By organizational design I mean the very important activity of analyzing and tweaking teamstructures, processes, and management reporting. Leaders embark on these dangerous but high-impact initiatives to capture new opportunities, to mitigate emerging risks or simply to take slack out of the existing system.
There’s no need to write about why top performing teams continuously evaluate their organizational effectiveness. We all know this. What isn’t well understood is that technology enables a better, modern, organizational design. When technology is an afterthought major enhancement opportunities are missed.
Examples are best. Let’s say a leader, Sally Sogud, wants to rejig the way her project organization addresses permitting and land acquisition. This operational area is tricky and has substantial impact on schedule and cost. Worse yet, collaboration between schedulers, cost estimators, and regulatory teams is going from bad to really bad.
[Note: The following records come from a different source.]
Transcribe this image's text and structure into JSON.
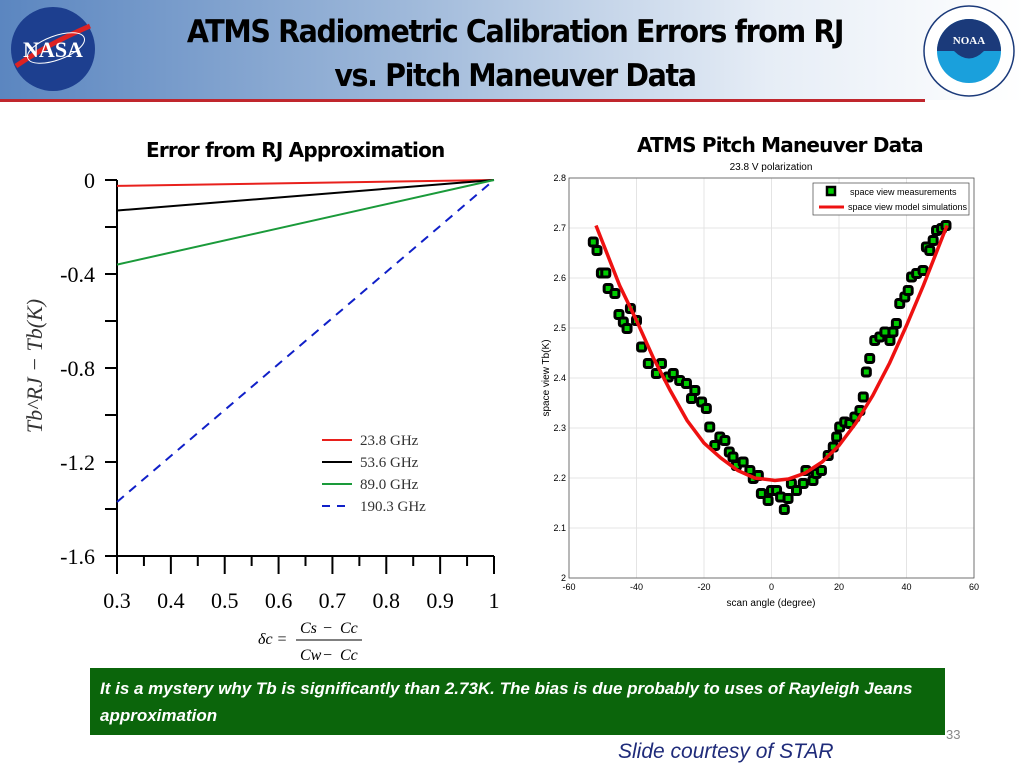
{
  "header": {
    "title_line1": "ATMS Radiometric Calibration Errors from RJ",
    "title_line2": "vs. Pitch Maneuver Data",
    "nasa_logo_text": "NASA",
    "noaa_logo_text": "NOAA"
  },
  "chart_data": [
    {
      "type": "line",
      "title": "Error from RJ Approximation",
      "xlabel": "δc = (Cs − Cc)/(Cw − Cc)",
      "ylabel": "Tb^RJ − Tb(K)",
      "xlim": [
        0.3,
        1
      ],
      "ylim": [
        -1.6,
        0
      ],
      "xticks": [
        "0.3",
        "0.4",
        "0.5",
        "0.6",
        "0.7",
        "0.8",
        "0.9",
        "1"
      ],
      "yticks": [
        "0",
        "-0.4",
        "-0.8",
        "-1.2",
        "-1.6"
      ],
      "legend_position": "bottom-right",
      "series": [
        {
          "name": "23.8 GHz",
          "color": "#e8201c",
          "dash": false,
          "x": [
            0.3,
            1
          ],
          "y": [
            -0.025,
            0
          ]
        },
        {
          "name": "53.6 GHz",
          "color": "#000000",
          "dash": false,
          "x": [
            0.3,
            1
          ],
          "y": [
            -0.13,
            0
          ]
        },
        {
          "name": "89.0 GHz",
          "color": "#1a9a3a",
          "dash": false,
          "x": [
            0.3,
            1
          ],
          "y": [
            -0.36,
            0
          ]
        },
        {
          "name": "190.3 GHz",
          "color": "#1020c8",
          "dash": true,
          "x": [
            0.3,
            1
          ],
          "y": [
            -1.37,
            0
          ]
        }
      ],
      "formula": {
        "lhs": "δc =",
        "num_a": "Cs",
        "num_b": "Cc",
        "den_a": "Cw",
        "den_b": "Cc",
        "minus": "−"
      }
    },
    {
      "type": "scatter",
      "heading": "ATMS Pitch Maneuver Data",
      "title": "23.8 V polarization",
      "xlabel": "scan angle (degree)",
      "ylabel": "space view Tb(K)",
      "xlim": [
        -60,
        60
      ],
      "ylim": [
        2,
        2.8
      ],
      "grid": true,
      "legend_position": "top-right",
      "xticks": [
        "-60",
        "-40",
        "-20",
        "0",
        "20",
        "40",
        "60"
      ],
      "yticks": [
        "2",
        "2.1",
        "2.2",
        "2.3",
        "2.4",
        "2.5",
        "2.6",
        "2.7",
        "2.8"
      ],
      "series": [
        {
          "name": "space view measurements",
          "kind": "scatter",
          "color": "#00cc00",
          "x": [
            -52.8,
            -51.7,
            -50.4,
            -49.1,
            -48.4,
            -46.4,
            -45.2,
            -43.9,
            -42.8,
            -41.8,
            -40,
            -38.5,
            -36.5,
            -34.1,
            -32.6,
            -30.6,
            -29.1,
            -27.2,
            -25.2,
            -23.7,
            -22.7,
            -20.7,
            -19.3,
            -18.3,
            -16.8,
            -15.3,
            -13.8,
            -12.5,
            -11.4,
            -10.4,
            -8.4,
            -6.4,
            -5.4,
            -3.9,
            -3,
            -1,
            0,
            1.5,
            2.7,
            3.8,
            4.9,
            5.9,
            7.4,
            9.4,
            10.2,
            12.3,
            13.3,
            14.8,
            16.8,
            18.3,
            19.3,
            20.2,
            21.7,
            23.2,
            24.7,
            26.2,
            27.2,
            28.1,
            29.1,
            30.6,
            32.1,
            33.6,
            35.1,
            36,
            37,
            38,
            39.5,
            40.5,
            41.5,
            43,
            44.9,
            45.9,
            46.9,
            47.9,
            48.9,
            50.4,
            51.7
          ],
          "y": [
            2.672,
            2.655,
            2.61,
            2.61,
            2.579,
            2.569,
            2.527,
            2.512,
            2.499,
            2.539,
            2.515,
            2.462,
            2.429,
            2.409,
            2.429,
            2.402,
            2.409,
            2.395,
            2.389,
            2.359,
            2.375,
            2.352,
            2.339,
            2.302,
            2.265,
            2.282,
            2.275,
            2.252,
            2.242,
            2.225,
            2.232,
            2.215,
            2.199,
            2.205,
            2.169,
            2.155,
            2.175,
            2.175,
            2.162,
            2.137,
            2.159,
            2.189,
            2.175,
            2.189,
            2.215,
            2.195,
            2.209,
            2.215,
            2.245,
            2.262,
            2.282,
            2.302,
            2.312,
            2.309,
            2.322,
            2.335,
            2.362,
            2.412,
            2.439,
            2.475,
            2.482,
            2.492,
            2.475,
            2.492,
            2.509,
            2.549,
            2.562,
            2.575,
            2.602,
            2.609,
            2.615,
            2.662,
            2.655,
            2.675,
            2.695,
            2.699,
            2.705
          ]
        },
        {
          "name": "space view model simulations",
          "kind": "line",
          "color": "#ee1111",
          "x": [
            -52,
            -45,
            -40,
            -35,
            -30,
            -25,
            -20,
            -15,
            -10,
            -5,
            0,
            1,
            5,
            10,
            15,
            20,
            25,
            30,
            35,
            40,
            45,
            52
          ],
          "y": [
            2.705,
            2.585,
            2.515,
            2.44,
            2.375,
            2.315,
            2.27,
            2.24,
            2.215,
            2.2,
            2.196,
            2.195,
            2.198,
            2.21,
            2.232,
            2.265,
            2.31,
            2.365,
            2.43,
            2.505,
            2.585,
            2.705
          ]
        }
      ]
    }
  ],
  "note": "It is a mystery why Tb is  significantly than 2.73K. The bias is due probably to uses of Rayleigh Jeans approximation",
  "page_number": "33",
  "courtesy": "Slide courtesy of  STAR"
}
In response, Sogud commissions a crack analyst, Ron Dewright, to redesign collaboration and management processes. Last time Dewright did this teams were interviewed, flow diagrams developed and reporting templates produced. Right after launch performance tanked.
This time around Dewright decided to bring technology into the conversation. He grabbed existing data from the different groups and used it to mock-up a cross-disciplinary dashboard. Dewright used an iterative development process and short collaborative design sessions to tweak the dashboard. New insights were created and people realized some existing processes and status meetings were superfluous.
“I thought you needed my detailed schedule,” the planner remarked. “No, I never open it,” responded the regulatory manager.
The cost estimator complained, “It takes me forever to produce that scenario estimate for Sogud. I need more staff.” Turns out that was a one-time request from Sogud last year. It is no longer useful.
By mapping the disparate data sources into an online dashboard the team realized 45-minute bi-weekly coordination meetings got the job done. Much better than the previous weekly 90-minute meetings. The best part? Dewright didn’t redesign many processes. In fact, he removed processes and reduced a lot of team friction.
Now high levels of employee engagement and an occasional high-five can be seen in Sogud’s organization. Such are the possibilities of organizational design when technology has a seat at the table from the get-go.
Whether you are leading a team of a few people or a department of hundreds, thinking about how to enhance management effectiveness is time well spent. When in that frame of mind, remember that even small bits of technology can have substantial impact on defining the right outputs to measure, process design and team configuration.